High triplet energy host material with a 1,3,5-oxadiazine core from a one-step interrupted Fischer indolization

Abstract

Energy-efficient and deep-blue organic light-emitting diode (OLED) with long operating stability remains a key challenge to enable a disruptive change in OLED display and lighting technology. Part of the challenge is associated with a very narrow choice of the robust host materials having over 3 eV triplet energy level to facilitate efficient deep-blue emission and deliver excellent performance in the OLED device. Here we show the molecular design of new 1,3,5-oxadiazines (NON)-host materials with high triplet energy over 3.2 eV, enabling deep-blue OLED devices with a peak external quantum efficiency of 21%. A series of NON-host materials are prepared by the condensation of substituted arylhydrazines and cyclohexylcarbaldehyde in a 2:3 ratio. This straightforward “one-pot” procedure enables the formation of indoline-containing derivatives with three fused heterocyclic rings and two stereogenic centres. All materials emit UV-fluorescence in the range of 315–338 nm while possessing highly desirable characteristics for application in deep-blue OLED devices: good thermal stability, a wide energy gap (3.9 eV), a high triplet energy level of (3.3 eV), and excellent volatility during sublimation.

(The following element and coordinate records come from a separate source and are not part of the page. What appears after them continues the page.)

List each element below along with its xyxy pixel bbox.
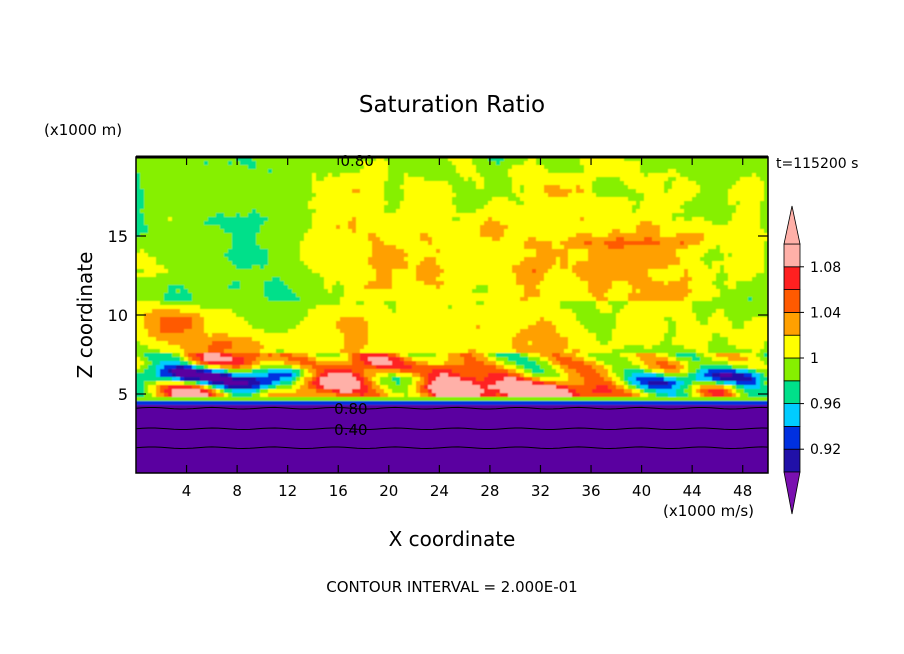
y-axis-label: Z coordinate <box>73 252 97 379</box>
colorbar-tick-label: 1.04 <box>810 305 841 321</box>
x-unit-label: (x1000 m/s) <box>663 502 754 520</box>
contour-label: 0.40 <box>334 421 367 439</box>
colorbar-segment <box>783 448 801 473</box>
x-axis-label: X coordinate <box>389 527 516 551</box>
contour-labels: 0.80 0.80 0.40 <box>334 152 374 439</box>
colorbar-segment <box>783 289 801 313</box>
contour-label: 0.80 <box>334 400 367 418</box>
colorbar-segment <box>783 311 801 336</box>
x-tick-label: 20 <box>379 482 398 500</box>
colorbar-labels: 1.08 1.04 1 0.96 0.92 <box>800 260 841 458</box>
y-axis-ticks: 5 10 15 <box>108 227 768 404</box>
contour-label: 0.80 <box>340 152 373 170</box>
x-tick-label: 36 <box>581 482 600 500</box>
colorbar-segment <box>783 243 801 268</box>
time-label: t=115200 s <box>776 156 858 172</box>
x-tick-label: 4 <box>182 482 192 500</box>
x-tick-label: 48 <box>733 482 752 500</box>
colorbar-tick-label: 0.96 <box>810 397 841 413</box>
x-tick-label: 40 <box>632 482 651 500</box>
colorbar-segment <box>783 357 801 382</box>
colorbar-segment <box>783 425 801 450</box>
x-tick-label: 16 <box>329 482 348 500</box>
contour-interval-note: CONTOUR INTERVAL = 2.000E-01 <box>326 578 577 596</box>
x-tick-label: 24 <box>430 482 449 500</box>
colorbar-segment <box>783 266 801 290</box>
x-tick-label: 44 <box>683 482 702 500</box>
y-tick-label: 10 <box>108 306 128 325</box>
chart-title: Saturation Ratio <box>359 92 545 118</box>
colorbar-segment <box>783 403 801 427</box>
colorbar-segment <box>783 334 801 359</box>
y-tick-label: 15 <box>108 227 128 246</box>
x-tick-label: 32 <box>531 482 550 500</box>
colorbar <box>783 205 801 515</box>
saturation-field <box>136 157 768 473</box>
colorbar-tick-label: 1 <box>810 351 819 367</box>
x-tick-label: 28 <box>480 482 499 500</box>
y-tick-label: 5 <box>118 385 128 404</box>
x-axis-ticks: 4 8 12 16 20 24 28 32 36 40 44 48 <box>182 157 752 500</box>
colorbar-tick-label: 0.92 <box>810 442 841 458</box>
x-tick-label: 8 <box>232 482 242 500</box>
colorbar-top-arrow <box>783 205 801 245</box>
colorbar-tick-label: 1.08 <box>810 260 841 276</box>
colorbar-segment <box>783 380 801 404</box>
x-tick-label: 12 <box>278 482 297 500</box>
y-unit-label: (x1000 m) <box>44 121 122 139</box>
colorbar-bottom-arrow <box>783 471 801 515</box>
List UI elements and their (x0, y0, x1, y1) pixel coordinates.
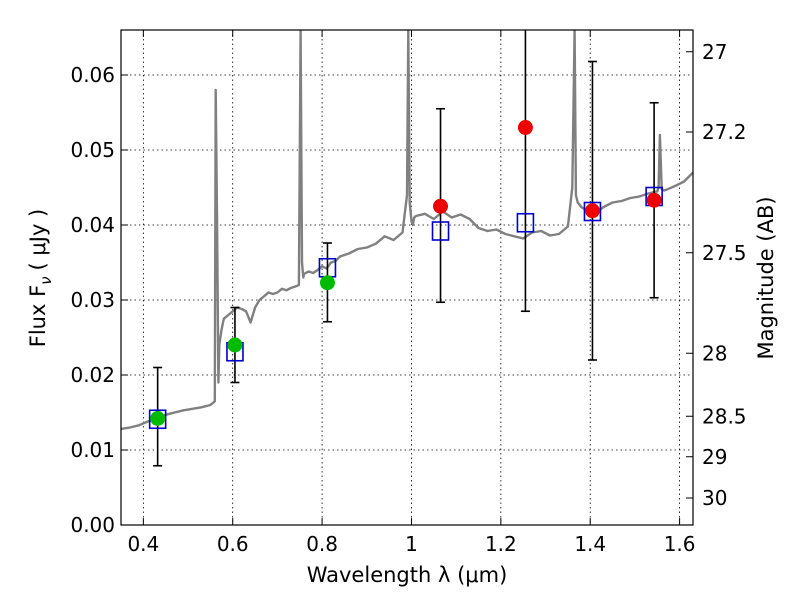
y2-tick-label: 29 (702, 445, 727, 469)
y2-axis-label: Magnitude (AB) (754, 196, 778, 359)
synthetic-photometry-point (516, 212, 535, 233)
x-axis-label: Wavelength λ (μm) (307, 563, 508, 587)
x-tick-label: 1 (405, 532, 418, 556)
y-tick-label: 0.04 (70, 213, 115, 237)
x-tick-label: 1.2 (485, 532, 517, 556)
x-tick-label: 1.4 (574, 532, 606, 556)
y-tick-label: 0.00 (70, 513, 115, 537)
x-tick-label: 0.8 (306, 532, 338, 556)
y2-tick-label: 27.2 (702, 120, 747, 144)
y2-tick-label: 27 (702, 40, 727, 64)
plot-frame (120, 29, 694, 526)
x-tick-label: 0.4 (127, 532, 159, 556)
red-data-point (433, 198, 449, 214)
y-tick-label: 0.03 (70, 288, 115, 312)
y2-tick-label: 27.5 (702, 241, 747, 265)
tick-layer: 0.4 0.6 0.8 1 1.2 1.4 1.6 0.00 0.01 0.02 0.03 0.04 0… (70, 30, 747, 556)
red-data-point (646, 192, 662, 208)
y-tick-label: 0.02 (70, 363, 115, 387)
y-axis-label: Flux Fν( μJy ) (26, 209, 55, 348)
x-tick-label: 1.6 (664, 532, 696, 556)
y-tick-label: 0.06 (70, 63, 115, 87)
y-tick-label: 0.05 (70, 138, 115, 162)
green-data-point (227, 337, 243, 353)
errorbar-layer (148, 30, 663, 467)
red-data-point (584, 203, 600, 219)
red-data-point (517, 120, 533, 135)
synthetic-photometry-point (148, 409, 167, 430)
y-tick-label: 0.01 (70, 438, 115, 462)
y2-tick-label: 28 (702, 341, 727, 365)
green-data-point (150, 411, 166, 426)
y2-tick-label: 30 (702, 486, 727, 510)
synthetic-photometry-point (583, 201, 602, 222)
synthetic-photometry-point (431, 221, 450, 241)
green-data-point (319, 275, 335, 291)
y2-tick-label: 28.5 (702, 404, 747, 428)
x-tick-label: 0.6 (217, 532, 249, 556)
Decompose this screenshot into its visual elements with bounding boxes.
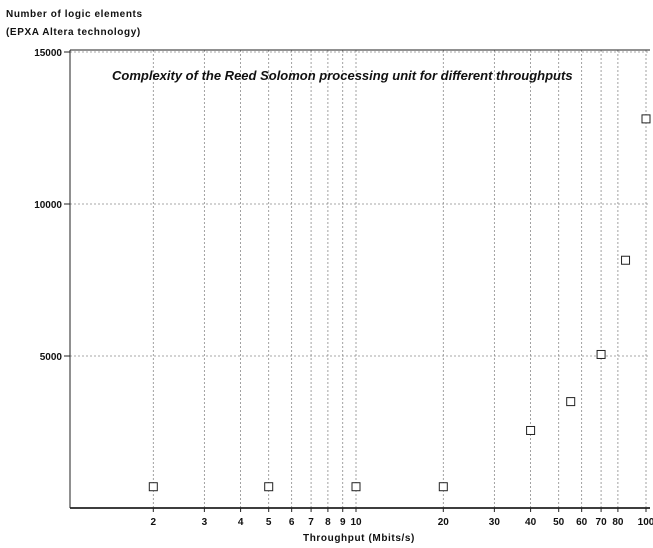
y-tick-labels: 5000 10000 15000 bbox=[34, 48, 62, 363]
data-points bbox=[148, 114, 651, 492]
y-tick-label: 5000 bbox=[40, 352, 63, 363]
data-point bbox=[641, 114, 651, 124]
x-tick-label: 10 bbox=[350, 517, 362, 528]
data-point bbox=[526, 425, 536, 435]
y-tick-label: 10000 bbox=[34, 200, 62, 211]
data-point bbox=[566, 397, 576, 407]
x-tick-label: 20 bbox=[438, 517, 450, 528]
x-tick-label: 40 bbox=[525, 517, 537, 528]
grid-lines bbox=[70, 50, 650, 508]
data-point bbox=[148, 482, 158, 492]
x-tick-label: 100 bbox=[638, 517, 653, 528]
data-point bbox=[621, 255, 631, 265]
x-tick-label: 60 bbox=[576, 517, 588, 528]
x-tick-label: 70 bbox=[596, 517, 608, 528]
plot-area bbox=[70, 50, 650, 508]
x-tick-label: 3 bbox=[202, 517, 208, 528]
x-tick-label: 2 bbox=[151, 517, 157, 528]
x-tick-label: 5 bbox=[266, 517, 272, 528]
data-point bbox=[264, 482, 274, 492]
y-axis-label-line2: (EPXA Altera technology) bbox=[6, 27, 141, 38]
x-tick-label: 7 bbox=[308, 517, 314, 528]
x-tick-label: 50 bbox=[553, 517, 565, 528]
axes bbox=[64, 49, 650, 512]
x-tick-labels: 2 3 4 5 6 7 8 9 10 20 30 40 50 60 70 80 100 bbox=[151, 517, 653, 528]
x-tick-label: 30 bbox=[489, 517, 501, 528]
y-tick-label: 15000 bbox=[34, 48, 62, 59]
chart-title: Complexity of the Reed Solomon processin… bbox=[112, 68, 573, 83]
data-point bbox=[438, 482, 448, 492]
data-point bbox=[351, 482, 361, 492]
x-tick-label: 6 bbox=[289, 517, 295, 528]
x-tick-label: 9 bbox=[340, 517, 346, 528]
data-point bbox=[596, 349, 606, 359]
x-axis-label: Throughput (Mbits/s) bbox=[303, 533, 415, 544]
y-axis-label-line1: Number of logic elements bbox=[6, 9, 143, 20]
x-tick-label: 8 bbox=[325, 517, 331, 528]
x-tick-label: 80 bbox=[612, 517, 624, 528]
x-tick-label: 4 bbox=[238, 517, 244, 528]
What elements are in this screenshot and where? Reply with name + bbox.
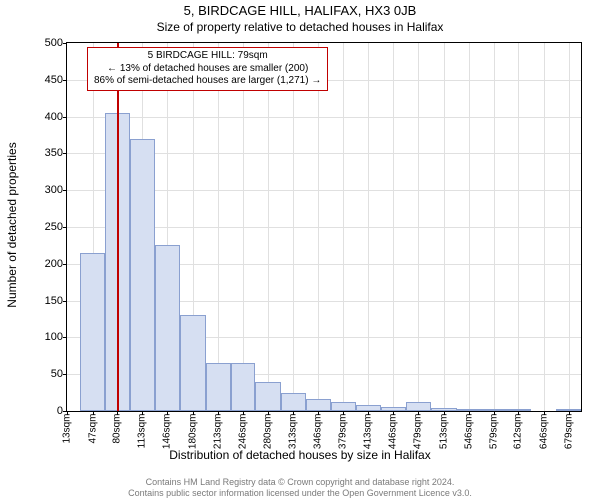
- xtick-label: 47sqm: [87, 414, 98, 444]
- gridline-v: [293, 43, 294, 411]
- histogram-bar: [506, 409, 531, 411]
- xtick-label: 280sqm: [263, 414, 274, 450]
- histogram-bar: [356, 405, 382, 411]
- xtick-label: 346sqm: [312, 414, 323, 450]
- histogram-bar: [80, 253, 105, 411]
- plot-area: 05010015020025030035040045050013sqm47sqm…: [66, 42, 582, 412]
- ytick-label: 100: [45, 331, 67, 343]
- gridline-v: [494, 43, 495, 411]
- histogram-bar: [331, 402, 356, 411]
- ytick-label: 300: [45, 184, 67, 196]
- xtick-label: 80sqm: [112, 414, 123, 444]
- xtick-label: 246sqm: [237, 414, 248, 450]
- xtick-label: 612sqm: [513, 414, 524, 450]
- histogram-bar: [457, 409, 482, 411]
- annotation-line-3: 86% of semi-detached houses are larger (…: [94, 75, 321, 88]
- gridline-v: [243, 43, 244, 411]
- gridline-v: [418, 43, 419, 411]
- y-axis-label: Number of detached properties: [5, 142, 19, 307]
- histogram-bar: [155, 245, 180, 411]
- x-axis-label: Distribution of detached houses by size …: [0, 448, 600, 462]
- property-marker-line: [117, 43, 119, 411]
- histogram-bar: [406, 402, 431, 411]
- histogram-bar: [482, 409, 507, 411]
- gridline-h: [67, 117, 581, 118]
- ytick-label: 50: [51, 368, 67, 380]
- histogram-bar: [206, 363, 231, 411]
- histogram-bar: [556, 409, 581, 411]
- footer-line-2: Contains public sector information licen…: [0, 488, 600, 498]
- xtick-label: 413sqm: [363, 414, 374, 450]
- xtick-label: 313sqm: [288, 414, 299, 450]
- histogram-bar: [306, 399, 331, 411]
- annotation-line-2: ← 13% of detached houses are smaller (20…: [94, 63, 321, 76]
- ytick-label: 400: [45, 111, 67, 123]
- histogram-bar: [381, 407, 406, 411]
- histogram-bar: [255, 382, 281, 411]
- ytick-label: 200: [45, 258, 67, 270]
- ytick-label: 350: [45, 147, 67, 159]
- histogram-bar: [281, 393, 306, 411]
- xtick-label: 646sqm: [539, 414, 550, 450]
- gridline-v: [444, 43, 445, 411]
- xtick-label: 13sqm: [62, 414, 73, 444]
- xtick-label: 379sqm: [337, 414, 348, 450]
- gridline-v: [544, 43, 545, 411]
- annotation-line-1: 5 BIRDCAGE HILL: 79sqm: [94, 50, 321, 63]
- gridline-v: [343, 43, 344, 411]
- gridline-v: [569, 43, 570, 411]
- gridline-v: [469, 43, 470, 411]
- ytick-label: 250: [45, 221, 67, 233]
- ytick-label: 500: [45, 37, 67, 49]
- xtick-label: 513sqm: [438, 414, 449, 450]
- gridline-v: [368, 43, 369, 411]
- chart-title: 5, BIRDCAGE HILL, HALIFAX, HX3 0JB: [0, 0, 600, 18]
- chart-container: 5, BIRDCAGE HILL, HALIFAX, HX3 0JB Size …: [0, 0, 600, 500]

Diluting phosphorescent and thermally activated delayed fluorescence emitter molecules in solid-state host matrices has proven to be a useful strategy to hinder self-quenching mechanisms, but host materials must meet several criteria to enable energy efficient and stable OLEDs. Here, the authors report the synthesis of a series of 1,3,5-oxadiazines from a one-pot interrupted Fischer indolization, and demonstrate that they possess highly desirable characteristics as host materials in deep-blue OLED devices.